Libertarians like myself [ed. — no longer accurate] like to defend contracts and other exchanges because they’re voluntary. When two capable adults reach an agreement to exchange their legally owned objects, labor or money, then presumably they both believe they’ll be better off once the exchange has been made. The problem with this argument, as a friend of mine recently pointed out, is that it could be extended to virtually every human action, even ones we have no interest in defending. For example, if I were held at gunpoint I would think myself better off giving up my wallet, and my assailant would think himself better off with the wallet and no blood on his hands. Both of us are taking the actions we deliberately and rationally believe will advance our interests, but there’s something clearly wrong going on.
Now, this case is extreme and we can intuitively see that there are differences between it and an ideal voluntary situation. But what are the distinctions? The first one is that I’m being threatened with violence. Let’s set that aside for now. The other distinction is more interesting. Mike Munger, an economist at Duke, tries to define the perfect voluntary exchange in order to distinguish it from other scenarios which are problematically voluntary. The main difference he finds is in scenarios where, while both parties consider themselves advantaged by the deal, the difference in alternatives in huge. So in my previous example, my alternative to giving up my wallet was death, while my assailant’s alternative was to go without $100.
Munger argues that this intuition, that a major difference in alternatives is unfair, undergirds much of our support for economic regulation. We oppose selling ice at super high prices to people in disaster zones because the higher prices hardly compare to the need for ice; we are shocked at the sale of kidneys because kidney failure is so dramatically worse than not receiving a couple thousand dollars in compensation. This intuition is behind what we call exploitation: sweatshops appear to take advantage of people because workers in third world countries have so few alternatives, while corporations could always pay more for workers at home.

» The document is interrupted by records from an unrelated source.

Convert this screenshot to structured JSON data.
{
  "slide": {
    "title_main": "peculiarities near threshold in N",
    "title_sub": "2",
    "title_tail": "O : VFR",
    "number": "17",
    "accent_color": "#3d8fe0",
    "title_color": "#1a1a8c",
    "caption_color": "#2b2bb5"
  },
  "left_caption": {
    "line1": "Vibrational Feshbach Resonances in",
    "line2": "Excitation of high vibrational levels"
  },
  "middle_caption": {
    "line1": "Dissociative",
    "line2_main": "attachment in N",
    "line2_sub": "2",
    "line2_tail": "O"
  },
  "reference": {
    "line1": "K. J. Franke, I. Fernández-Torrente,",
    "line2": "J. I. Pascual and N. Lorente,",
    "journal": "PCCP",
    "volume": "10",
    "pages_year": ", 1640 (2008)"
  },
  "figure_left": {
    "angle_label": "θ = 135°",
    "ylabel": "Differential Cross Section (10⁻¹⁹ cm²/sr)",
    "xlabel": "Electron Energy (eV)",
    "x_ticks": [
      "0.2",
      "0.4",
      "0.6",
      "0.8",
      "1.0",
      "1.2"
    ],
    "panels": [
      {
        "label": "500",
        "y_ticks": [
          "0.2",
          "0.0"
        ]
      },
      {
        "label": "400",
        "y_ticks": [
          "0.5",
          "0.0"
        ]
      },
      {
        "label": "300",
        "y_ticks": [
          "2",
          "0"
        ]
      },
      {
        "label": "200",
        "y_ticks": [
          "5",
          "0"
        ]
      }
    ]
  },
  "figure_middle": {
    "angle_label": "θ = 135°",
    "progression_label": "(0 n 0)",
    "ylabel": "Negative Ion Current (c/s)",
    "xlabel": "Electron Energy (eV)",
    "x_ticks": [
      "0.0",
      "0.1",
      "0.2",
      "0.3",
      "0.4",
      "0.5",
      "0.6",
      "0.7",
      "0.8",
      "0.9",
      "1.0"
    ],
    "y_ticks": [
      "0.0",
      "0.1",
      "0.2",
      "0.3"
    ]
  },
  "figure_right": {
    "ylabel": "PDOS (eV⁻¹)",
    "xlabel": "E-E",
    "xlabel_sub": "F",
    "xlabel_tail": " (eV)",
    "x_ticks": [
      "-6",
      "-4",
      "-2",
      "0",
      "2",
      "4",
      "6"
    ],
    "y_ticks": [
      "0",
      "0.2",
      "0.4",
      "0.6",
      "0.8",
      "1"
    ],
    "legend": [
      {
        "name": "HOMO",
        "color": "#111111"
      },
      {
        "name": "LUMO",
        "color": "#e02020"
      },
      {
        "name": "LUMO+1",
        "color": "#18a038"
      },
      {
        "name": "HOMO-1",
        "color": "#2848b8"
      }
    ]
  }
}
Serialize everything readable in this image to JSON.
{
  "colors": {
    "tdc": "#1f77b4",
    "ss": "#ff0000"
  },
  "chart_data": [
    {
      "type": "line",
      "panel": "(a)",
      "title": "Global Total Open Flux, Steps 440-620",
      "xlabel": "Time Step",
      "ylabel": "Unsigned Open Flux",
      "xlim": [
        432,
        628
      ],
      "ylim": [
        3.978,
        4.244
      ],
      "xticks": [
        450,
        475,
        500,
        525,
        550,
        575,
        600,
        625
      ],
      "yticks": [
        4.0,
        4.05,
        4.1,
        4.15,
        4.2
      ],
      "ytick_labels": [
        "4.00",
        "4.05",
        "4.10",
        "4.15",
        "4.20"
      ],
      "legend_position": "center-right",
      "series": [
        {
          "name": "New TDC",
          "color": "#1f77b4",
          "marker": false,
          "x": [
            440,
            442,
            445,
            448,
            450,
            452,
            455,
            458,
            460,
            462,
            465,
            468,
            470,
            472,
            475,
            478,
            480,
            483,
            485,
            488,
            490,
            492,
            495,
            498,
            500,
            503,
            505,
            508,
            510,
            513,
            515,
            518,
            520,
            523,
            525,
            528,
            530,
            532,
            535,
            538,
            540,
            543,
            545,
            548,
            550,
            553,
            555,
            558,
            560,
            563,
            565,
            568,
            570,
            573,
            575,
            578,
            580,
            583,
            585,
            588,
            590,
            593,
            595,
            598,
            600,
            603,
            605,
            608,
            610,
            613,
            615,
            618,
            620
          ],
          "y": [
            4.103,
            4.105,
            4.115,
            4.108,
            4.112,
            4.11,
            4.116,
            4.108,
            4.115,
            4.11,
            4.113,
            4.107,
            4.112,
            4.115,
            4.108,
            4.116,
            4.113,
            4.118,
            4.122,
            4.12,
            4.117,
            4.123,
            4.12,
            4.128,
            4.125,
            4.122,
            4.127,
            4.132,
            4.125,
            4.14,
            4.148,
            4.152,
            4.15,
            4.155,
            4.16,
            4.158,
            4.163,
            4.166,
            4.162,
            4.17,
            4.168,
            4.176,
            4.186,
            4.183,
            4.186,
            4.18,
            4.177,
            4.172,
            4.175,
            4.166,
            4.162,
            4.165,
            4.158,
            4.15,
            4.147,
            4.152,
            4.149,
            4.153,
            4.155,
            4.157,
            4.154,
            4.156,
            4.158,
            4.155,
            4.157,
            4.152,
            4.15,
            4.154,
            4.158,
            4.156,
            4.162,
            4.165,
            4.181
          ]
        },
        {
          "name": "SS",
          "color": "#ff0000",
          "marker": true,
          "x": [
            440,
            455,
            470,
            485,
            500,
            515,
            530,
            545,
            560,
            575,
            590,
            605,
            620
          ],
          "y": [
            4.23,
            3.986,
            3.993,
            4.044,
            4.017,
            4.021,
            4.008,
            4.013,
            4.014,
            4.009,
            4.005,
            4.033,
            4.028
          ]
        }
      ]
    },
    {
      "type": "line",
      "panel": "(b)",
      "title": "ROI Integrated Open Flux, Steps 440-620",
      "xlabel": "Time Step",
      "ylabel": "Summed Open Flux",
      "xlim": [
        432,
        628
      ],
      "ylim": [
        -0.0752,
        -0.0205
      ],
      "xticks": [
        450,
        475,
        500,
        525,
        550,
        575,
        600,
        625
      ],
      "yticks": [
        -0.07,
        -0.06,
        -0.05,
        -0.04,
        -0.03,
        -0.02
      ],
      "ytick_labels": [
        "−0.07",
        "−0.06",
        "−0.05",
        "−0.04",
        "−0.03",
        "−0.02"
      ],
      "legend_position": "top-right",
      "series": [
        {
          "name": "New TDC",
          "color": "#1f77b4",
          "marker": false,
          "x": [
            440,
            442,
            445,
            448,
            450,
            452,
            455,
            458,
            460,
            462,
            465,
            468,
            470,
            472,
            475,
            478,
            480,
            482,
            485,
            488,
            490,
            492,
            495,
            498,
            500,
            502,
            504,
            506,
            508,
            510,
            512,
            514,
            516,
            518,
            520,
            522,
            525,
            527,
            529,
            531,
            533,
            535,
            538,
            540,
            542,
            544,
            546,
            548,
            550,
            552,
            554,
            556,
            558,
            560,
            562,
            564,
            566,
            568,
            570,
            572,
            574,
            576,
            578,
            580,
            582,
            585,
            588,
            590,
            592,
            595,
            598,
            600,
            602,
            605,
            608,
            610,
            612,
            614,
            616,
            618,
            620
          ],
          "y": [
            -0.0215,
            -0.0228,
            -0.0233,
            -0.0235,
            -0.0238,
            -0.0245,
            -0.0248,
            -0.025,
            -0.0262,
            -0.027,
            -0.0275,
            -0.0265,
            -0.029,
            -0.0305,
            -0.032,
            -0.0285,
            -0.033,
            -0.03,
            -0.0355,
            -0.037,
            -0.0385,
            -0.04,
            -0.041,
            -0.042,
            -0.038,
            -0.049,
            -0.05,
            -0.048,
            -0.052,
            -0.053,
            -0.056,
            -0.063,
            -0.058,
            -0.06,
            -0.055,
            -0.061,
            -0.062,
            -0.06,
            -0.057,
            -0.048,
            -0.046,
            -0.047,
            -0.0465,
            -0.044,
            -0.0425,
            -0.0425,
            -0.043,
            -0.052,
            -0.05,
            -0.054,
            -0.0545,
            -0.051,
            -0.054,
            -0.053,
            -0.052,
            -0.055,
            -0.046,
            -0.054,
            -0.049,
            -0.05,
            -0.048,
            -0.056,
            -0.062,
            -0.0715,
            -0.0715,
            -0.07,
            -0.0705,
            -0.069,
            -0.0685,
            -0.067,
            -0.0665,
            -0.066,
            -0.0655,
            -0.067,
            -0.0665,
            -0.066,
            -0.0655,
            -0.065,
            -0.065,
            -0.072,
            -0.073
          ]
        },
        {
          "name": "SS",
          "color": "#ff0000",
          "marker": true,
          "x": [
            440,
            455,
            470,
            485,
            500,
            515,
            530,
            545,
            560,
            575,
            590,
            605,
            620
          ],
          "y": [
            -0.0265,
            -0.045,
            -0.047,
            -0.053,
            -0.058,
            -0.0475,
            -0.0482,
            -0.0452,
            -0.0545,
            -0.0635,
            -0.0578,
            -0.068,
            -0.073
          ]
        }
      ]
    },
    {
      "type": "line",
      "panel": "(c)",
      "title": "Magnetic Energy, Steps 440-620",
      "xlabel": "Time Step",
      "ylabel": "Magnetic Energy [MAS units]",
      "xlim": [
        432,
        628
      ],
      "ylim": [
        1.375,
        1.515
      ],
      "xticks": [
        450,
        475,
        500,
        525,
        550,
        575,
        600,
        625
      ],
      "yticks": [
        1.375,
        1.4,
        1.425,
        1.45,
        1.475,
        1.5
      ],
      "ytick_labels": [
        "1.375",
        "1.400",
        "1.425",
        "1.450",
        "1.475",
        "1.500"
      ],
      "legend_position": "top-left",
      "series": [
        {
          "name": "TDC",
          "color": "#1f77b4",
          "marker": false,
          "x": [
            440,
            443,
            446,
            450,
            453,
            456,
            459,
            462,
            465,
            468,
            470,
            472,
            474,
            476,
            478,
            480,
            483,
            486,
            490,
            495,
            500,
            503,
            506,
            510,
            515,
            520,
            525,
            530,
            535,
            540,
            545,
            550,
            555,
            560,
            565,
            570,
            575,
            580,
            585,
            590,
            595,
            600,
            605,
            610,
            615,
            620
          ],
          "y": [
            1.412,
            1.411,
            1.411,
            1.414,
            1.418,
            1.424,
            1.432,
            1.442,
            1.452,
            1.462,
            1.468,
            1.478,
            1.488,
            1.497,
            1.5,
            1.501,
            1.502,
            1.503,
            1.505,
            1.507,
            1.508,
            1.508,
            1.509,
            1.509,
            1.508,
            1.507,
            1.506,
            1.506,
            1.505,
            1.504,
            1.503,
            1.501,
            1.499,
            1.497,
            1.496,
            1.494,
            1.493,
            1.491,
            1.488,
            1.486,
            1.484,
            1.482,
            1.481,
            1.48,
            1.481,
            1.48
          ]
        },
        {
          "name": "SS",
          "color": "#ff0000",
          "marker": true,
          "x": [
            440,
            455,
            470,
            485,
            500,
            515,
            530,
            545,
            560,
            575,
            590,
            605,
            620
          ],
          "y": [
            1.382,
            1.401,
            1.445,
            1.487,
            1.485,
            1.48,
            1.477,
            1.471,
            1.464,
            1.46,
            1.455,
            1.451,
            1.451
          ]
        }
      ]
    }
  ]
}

But when we blame the exchanges taking place — the selling of a kidney, the setting up of a sweatshop — aren’t we, as Munger argues, reversing causality? The problem isn’t the exchange, which if anything helps improve the situation, but rather the underlying causes which lead to a disparity in alternatives. It’s not the kidney seller who made your kidney fail, nor the sweatshop owner which left your country in crushing poverty. Outlawing these exchanges would be like prohibiting me from handing over my wallet, while leaving criminals free to stick me up. We should be combatting the source of differences in alternatives, not the exchanges which can alleviate them.